Mayors and Managers from Amherst, Arlington, Boston, Brockton, Brookline, Cambridge (Mayor and City Manager), Chelsea, Malden, Medford, Newton, Randolph, Revere, Salem and Swampscott joined together in support of the bill. In the letter officials noted that the proposal would greatly improve road safety and increase the ease with which law enforcement officers conduct their regular duties.
“[T]his bill would provide broad benefits to our municipalities. Our streets will be safer for everyone when all drivers have passed road tests, and vehicles are registered and insured,” the letter reads, in part. “Indeed, many of our policy chiefs support the bill as a public safety tool and agree that it will enable law enforcement to better identify individuals at traffic stops or scenes of an accident”

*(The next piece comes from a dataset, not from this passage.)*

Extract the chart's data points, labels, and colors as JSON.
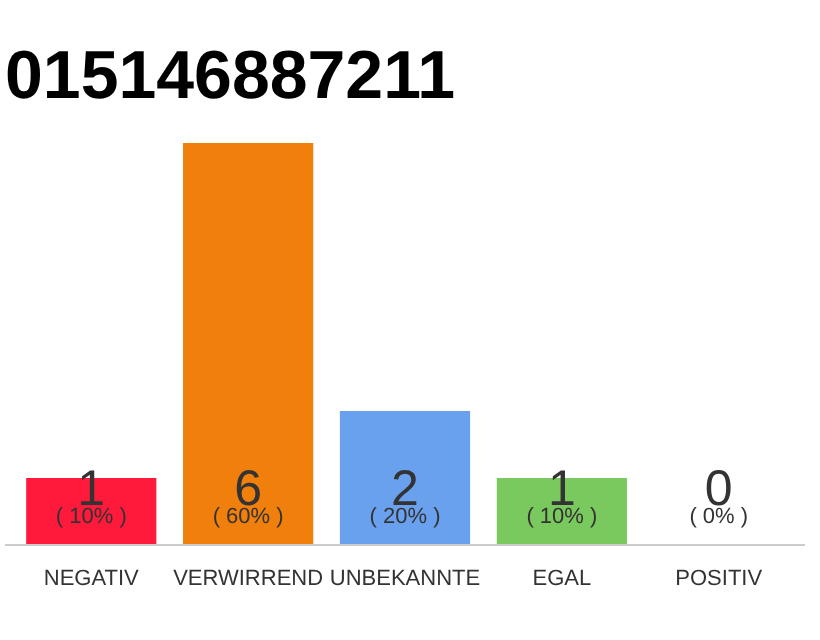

“All Boston and Massachusetts adults deserve access to driver’s licenses regardless of immigration status. I support the Family Mobility Act because it will make all of us safer,” said Boston Mayor Michelle Wu.
“The Work and Family Mobility Act is a commonsense measure that will improve the safety of our streets and strengthen the ability of Massachusetts families and workers to access essential services, health care, education, and places of work,” said Mayor Kim Driscoll of Salem. “Massachusetts cities and towns have consistently stepped forward to help all of our residents, and now we’re calling on the legislature to do the same. This measure is endorsed by both law enforcement leaders and advocates for our immigrant neighbors. Let’s make sure our Commonwealth is a place that works for and welcomes everyone by adopting this important legislation.”
“Providing access to driver’s licenses to immigrants makes all of our communities safer and more equitable,” said Newton Mayor Ruthanne Fuller.
“Swampscott is one of the most densely settled communities in the Commonwealth. As we look to the future, it’s clear we need a focus on pedestrian safety and complete streets to help balance the needs of all modes of transportation,” said Sean Fitzgerald, Swampscott Town Administrator.
“Welcoming new residents, regardless of where they come from or the circumstances of their arrival, is important to the long-term economic and social well-being of Greater Boston and the entire Commonwealth,” said Lizzi Weyant, Deputy Executive Director of Public Affairs and Advocacy at the Metropolitan Area Planning Council (MAPC) in Boston, which led the creation of the municipal sign-on letter sent to the transportation committee. “The Legislature has a real opportunity to meaningfully address some of the structural barriers facing our undocumented residents,” said Weyant. “This legislation gives us an opportunity to start to change the way that we treat and include vital members of our communities.”